Die großen Häuser aber - etwa Fox, CBS Studios, HBO, NBC Universal, Warner Bros., Sony Pictures und Disney/ABC Studios - laden Einkäufer aus den für sie wichtigen Territorien zu eigenen Screenings meist auf ihr eigenes Gelände ein. Mal findet dies in kleineren Gruppen nach Territorien getrennt statt. Mal wird - wie bei Warner Bros. oder CBS - im größten Theater auf dem Studio-Gelände von morgens bis abends mit nur einer Mittagspause das gesamte Programmangebot gezeigt. Man könnte scherzen: Hier wurde das Bingewatching erfunden. Sony wiederum baut eine seiner Soundstages - also Studios - in eine überdimensionale Screening-Lounge um. Weil die Kapazitäten hier wie dort nicht für alle Fachbesucher reichen, werden die Präsentationen in der Woche der LA Screenings in der Regel täglich wiederholt.

Anders als bei den Upfronts in New York, wo im Rahmen der knackigen Präsentationen kurze Trailer einen Eindruck der neuen Serien geben sollen, gibt es in Los Angeles die Piloten aller Serien in voller Länge zu sehen. Kurz und knackig ist hier nichts. Sitzfleisch ist gefragt. Je nach Studio werden die Serien am Stück gezeigt oder nur von kurzen Auftritten der Macher oder beteiligten Schauspieler unterbrochen. Der Stil dieser stundenlangen Präsentationen wechselt je nach Studio. Mit Spannung wird in diesem Jahr das Screening von ABC/Disney erwartet. Vor einem Jahr sorgte ein personeller Wechsel für einen Offenbarungseid.

Man habe im Grunde nichts zu zeigen, musste Disney Media Distribution den Einkäufern verkünden - und entschuldigte sich vor seinen geladenen Gästen für die peinliche Situation. Im kommenden Jahr werde das ganz anders aussehen, versprach Ben Pyne, Chef von Disney Media Distibution. Im März jedoch verließ er nach 25 Jahren den Mickey Mouse-Konzern. Es bleibt also spannend, ob ABC/Disney das Versprechen aus dem Vorjahr trotzdem hält und trotz erneutem personellen Wechsel nicht noch einmal vertrösten muss.

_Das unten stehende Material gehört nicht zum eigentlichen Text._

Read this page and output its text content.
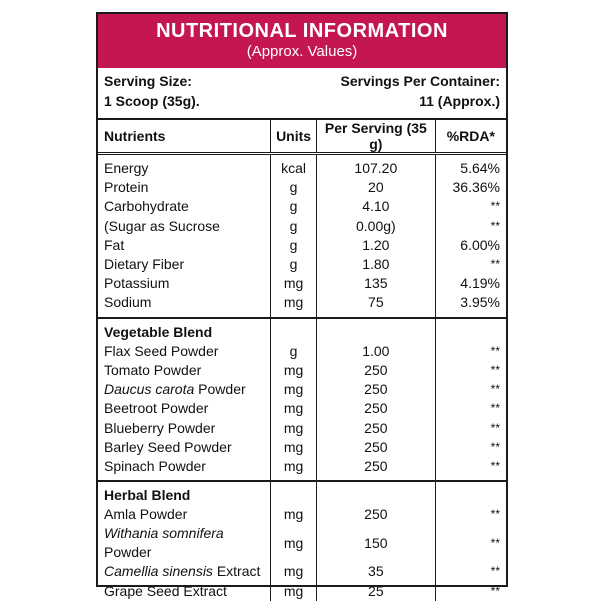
NUTRITIONAL INFORMATION
(Approx. Values)
Serving Size:
1 Scoop (35g).
Servings Per Container:
11 (Approx.)
Nutrients	Units	Per Serving (35 g)	%RDA*

Energy	kcal	107.20	5.64%
Protein	g	20	36.36%
Carbohydrate	g	4.10	**
(Sugar as Sucrose	g	0.00g)	**
Fat	g	1.20	6.00%
Dietary Fiber	g	1.80	**
Potassium	mg	135	4.19%
Sodium	mg	75	3.95%

Vegetable Blend			
Flax Seed Powder	g	1.00	**
Tomato Powder	mg	250	**
Daucus carota Powder	mg	250	**
Beetroot Powder	mg	250	**
Blueberry Powder	mg	250	**
Barley Seed Powder	mg	250	**
Spinach Powder	mg	250	**

Herbal Blend			
Amla Powder	mg	250	**
Withania somnifera Powder	mg	150	**
Camellia sinensis Extract	mg	35	**
Grape Seed Extract	mg	25	**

Bei CBS wiederum warten einige Einkäufer gespannt auf erste Bilder der neuen „Star Trek“-Serie. In diesem Jahr gibt es darüber hinaus im Vorfeld anhand der auf dem Papier schon bekannten Serien die allgemeine Sorge, das einige der eigentlich auf Mainstream angelegten Produktionen für den internationalen Markt wiederum zu amerikanisch sind. Bei Militärischem und allzu viel Patriotismus geht die Schere zwischen Kompatibilität im US- und Weltmarkt schließlich weit auseinander. Im letzten Jahr freuten sich die Einkäufer noch über die größere Kompatibilität für den Weltmarkt. Die kommenden Tage werden einige der Fragen sicherlich beantworten.

Seltener als früher gibt es auch abends noch Events bei den LA Screenings. Disney feiert etwa stets am Sonntagabend so etwas wie den inoffiziellen Startschuss zu den Screenings. Dienstagabend feiert Paramount, am Donnerstag dann Fox. Wichtige Partner aus den größten Märkten - wie etwa Deutschland - bekommen gar die VIP-Behandlung. Manche Dinner-Party in den Hollywood Hills entspricht genau dem, was man sich spontan darunter vorstellt. Hier findet sich das Fernsehen noch so geil, wie es die Rendite-Vorgabe zuhause nicht mehr erlaubt.